At one point, I was thinking about moving north for warmer weather.

I realised I don't need to. The warmer weather will come to me.

[–] Tenderizer@aussie.zone 4 points 1 month ago (1 children)

I've felt that where I live, winters have gotten colder and summers have gotten hotter.

[–] No1@aussie.zone 5 points 1 month ago* (last edited 1 month ago) (1 children)

It's all pretty localised, but, eg in my case, Wikipedia says: " Sydney was experiencing longer summers and shorter winters in recent decades, compared to those in the 1950s and 1960s."

Also an ABC article speaks more broadly about winter trends. 2025 winter was cooler than previous couple of years, but seems the overall trend for winter temps is increasing.

Plus, I think you can still have more extreme weather events one way while the averages are going the other way. Eg, though the longer term winter average is increasing, you might get the odd cold snaps where the temp is even lower than normal.

IANACS

[–] anomnom@sh.itjust.works 4 points 1 month ago* (last edited 1 month ago)

The warmer winters with crazy cold snaps is what’s happening in the northern hemisphere too.

The winds around the Arctic north are destabilizing and spreading farther from the pole than they used to.

So it’ll be mild to warm for much of the winter, but then the polar vortex will drop down and freez the fuck out of even the southern US.

Simultaneously the Arctic will be warmer than normal because it stocked warm air up from the eastern hemisphere when the vortex dipped in the western side.

[–] Tenderizer@aussie.zone 2 points 1 month ago (1 children)

Imagine trying to deal with a refugee crisis coming not via the Arafura or Timor Sea's, but via the Bass Straight. That's gonna be a nightmare to untangle politically.

[–] No1@aussie.zone 1 points 1 month ago (1 children)

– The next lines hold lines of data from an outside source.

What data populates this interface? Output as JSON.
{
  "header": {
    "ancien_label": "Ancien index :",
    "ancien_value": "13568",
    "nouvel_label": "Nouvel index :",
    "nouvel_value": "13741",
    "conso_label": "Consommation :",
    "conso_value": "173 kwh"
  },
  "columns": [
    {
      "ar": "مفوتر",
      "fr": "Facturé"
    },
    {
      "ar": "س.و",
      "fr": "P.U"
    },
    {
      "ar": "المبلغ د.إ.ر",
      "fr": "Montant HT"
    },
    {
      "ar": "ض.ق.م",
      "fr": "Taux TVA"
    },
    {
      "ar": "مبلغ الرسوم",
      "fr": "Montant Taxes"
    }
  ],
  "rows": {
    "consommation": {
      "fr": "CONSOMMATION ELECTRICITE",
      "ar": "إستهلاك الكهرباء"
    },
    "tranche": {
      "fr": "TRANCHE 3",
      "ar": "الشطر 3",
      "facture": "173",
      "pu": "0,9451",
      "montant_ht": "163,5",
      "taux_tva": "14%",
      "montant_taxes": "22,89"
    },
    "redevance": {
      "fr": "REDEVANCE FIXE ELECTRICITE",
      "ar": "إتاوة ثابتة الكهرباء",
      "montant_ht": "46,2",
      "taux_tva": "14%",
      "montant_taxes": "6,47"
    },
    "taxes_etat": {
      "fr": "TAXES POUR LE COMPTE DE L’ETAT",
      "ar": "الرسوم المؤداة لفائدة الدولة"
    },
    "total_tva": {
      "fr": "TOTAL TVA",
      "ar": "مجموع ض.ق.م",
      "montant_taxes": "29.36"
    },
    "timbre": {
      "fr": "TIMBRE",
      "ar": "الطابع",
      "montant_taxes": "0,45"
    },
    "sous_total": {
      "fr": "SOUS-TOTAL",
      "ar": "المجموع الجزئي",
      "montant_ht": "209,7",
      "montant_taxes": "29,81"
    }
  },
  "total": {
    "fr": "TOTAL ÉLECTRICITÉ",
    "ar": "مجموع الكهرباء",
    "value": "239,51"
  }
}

Tasmania to secede from Australia?

[–] Eyekaytee@aussie.zone 2 points 1 month ago* (last edited 1 month ago)

lol first they'd want to make a profit and not have 27% of their state budget rely on federal funding :P

In the 2025-26 Tasmanian state budget, federal funding accounted for $2.545 billion out of a total projected revenue of $9.452 billion. This means approximately 27% of Tasmania's state budget revenue was dependent on federal funding.